Airlines such as Virgin Atlantic, easyJet and British Airways reported delays and cancellations, as did baggage company BWR.

After taking power in the June, 2017, snap election, Prime Minister Theresa May’s Conservative Party narrowly kept its majority. But the call to leave the European Union has led to a number of policy reversals in her government, including the decision to remain a member of the customs union. Meanwhile, the British public appears divided about the impending split.

With barely a day’s notice, the airport said it had sent a team of engineers to check on the power. But in light of its previous “unusual” outages this year, Heathrow said it was “closely examining our power supply practices and networks, as well as power across the country.”

While the March and May power failures brought on weeks of chaos and scurrying, Thursday’s failure came with no notice. Heathrow’s administration announced on the Twitter account for its main destination at Heathrow — @HeathrowHQ, accompanied by a graphic announcing the power shutdown at 12:45 p.m. — and on its local website, Heathrow Media & Communication.

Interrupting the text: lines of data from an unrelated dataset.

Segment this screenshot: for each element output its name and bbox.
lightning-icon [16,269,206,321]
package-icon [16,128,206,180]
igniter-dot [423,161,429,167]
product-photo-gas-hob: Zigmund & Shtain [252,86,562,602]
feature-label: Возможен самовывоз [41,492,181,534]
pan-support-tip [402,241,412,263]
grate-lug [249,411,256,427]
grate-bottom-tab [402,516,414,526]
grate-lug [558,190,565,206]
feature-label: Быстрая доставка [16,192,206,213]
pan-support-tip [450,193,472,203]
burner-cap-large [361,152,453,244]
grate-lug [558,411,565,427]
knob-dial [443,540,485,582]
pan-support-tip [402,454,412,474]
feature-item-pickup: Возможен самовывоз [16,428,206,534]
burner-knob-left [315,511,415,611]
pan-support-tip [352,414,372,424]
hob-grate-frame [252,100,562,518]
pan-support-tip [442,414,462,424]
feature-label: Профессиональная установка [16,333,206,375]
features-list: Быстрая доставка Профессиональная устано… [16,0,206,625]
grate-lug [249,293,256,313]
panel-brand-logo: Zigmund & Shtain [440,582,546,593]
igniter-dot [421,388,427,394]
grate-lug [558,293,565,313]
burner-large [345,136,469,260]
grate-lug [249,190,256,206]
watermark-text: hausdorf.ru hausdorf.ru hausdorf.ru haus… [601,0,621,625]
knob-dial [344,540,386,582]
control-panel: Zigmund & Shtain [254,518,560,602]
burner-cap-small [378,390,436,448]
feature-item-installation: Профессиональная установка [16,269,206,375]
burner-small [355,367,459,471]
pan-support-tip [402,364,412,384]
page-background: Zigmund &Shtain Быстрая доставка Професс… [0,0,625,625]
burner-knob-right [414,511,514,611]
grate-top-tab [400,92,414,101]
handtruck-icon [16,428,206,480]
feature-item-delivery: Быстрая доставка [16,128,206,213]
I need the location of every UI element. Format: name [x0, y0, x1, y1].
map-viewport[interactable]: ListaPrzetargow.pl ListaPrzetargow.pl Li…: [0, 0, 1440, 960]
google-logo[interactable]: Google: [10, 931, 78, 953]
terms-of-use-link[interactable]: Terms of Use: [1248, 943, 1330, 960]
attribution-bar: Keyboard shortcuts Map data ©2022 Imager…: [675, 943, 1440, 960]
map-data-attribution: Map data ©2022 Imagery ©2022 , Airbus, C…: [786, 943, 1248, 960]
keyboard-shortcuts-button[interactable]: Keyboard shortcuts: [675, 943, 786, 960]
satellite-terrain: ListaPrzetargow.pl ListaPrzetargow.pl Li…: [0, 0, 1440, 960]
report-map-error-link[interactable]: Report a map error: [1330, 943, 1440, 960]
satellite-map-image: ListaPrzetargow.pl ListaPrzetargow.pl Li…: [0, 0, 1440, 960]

In total, eight flights were canceled, the airport said, and the airport added that they would operate as much as possible with the help of emergency food provisions.

“The airport is open and running as normal, although Heathrow is experiencing longer delays to flights,” it said. “Customers are advised to check with their airline before coming to the airport.”

Jamie Harrison, a leisure jet captain who was sitting next to me in a row of rows of first-class seats next to an emergency exit at Terminal 5, couldn’t have been happier to see how everything had returned to normal just a few minutes after his partner’s plane had departed for Dusseldorf, Germany.

“The situation here is just like something out of a nightmare,” he said, quickly remembering an airplane crash just across the road from Heathrow airport a decade ago that killed dozens.

The security system at Heathrow also went out Thursday morning, causing a wall-to-wall lockdown of the airport. Transport officials said that testing later showed that there was no terrorist activity linked to the situation.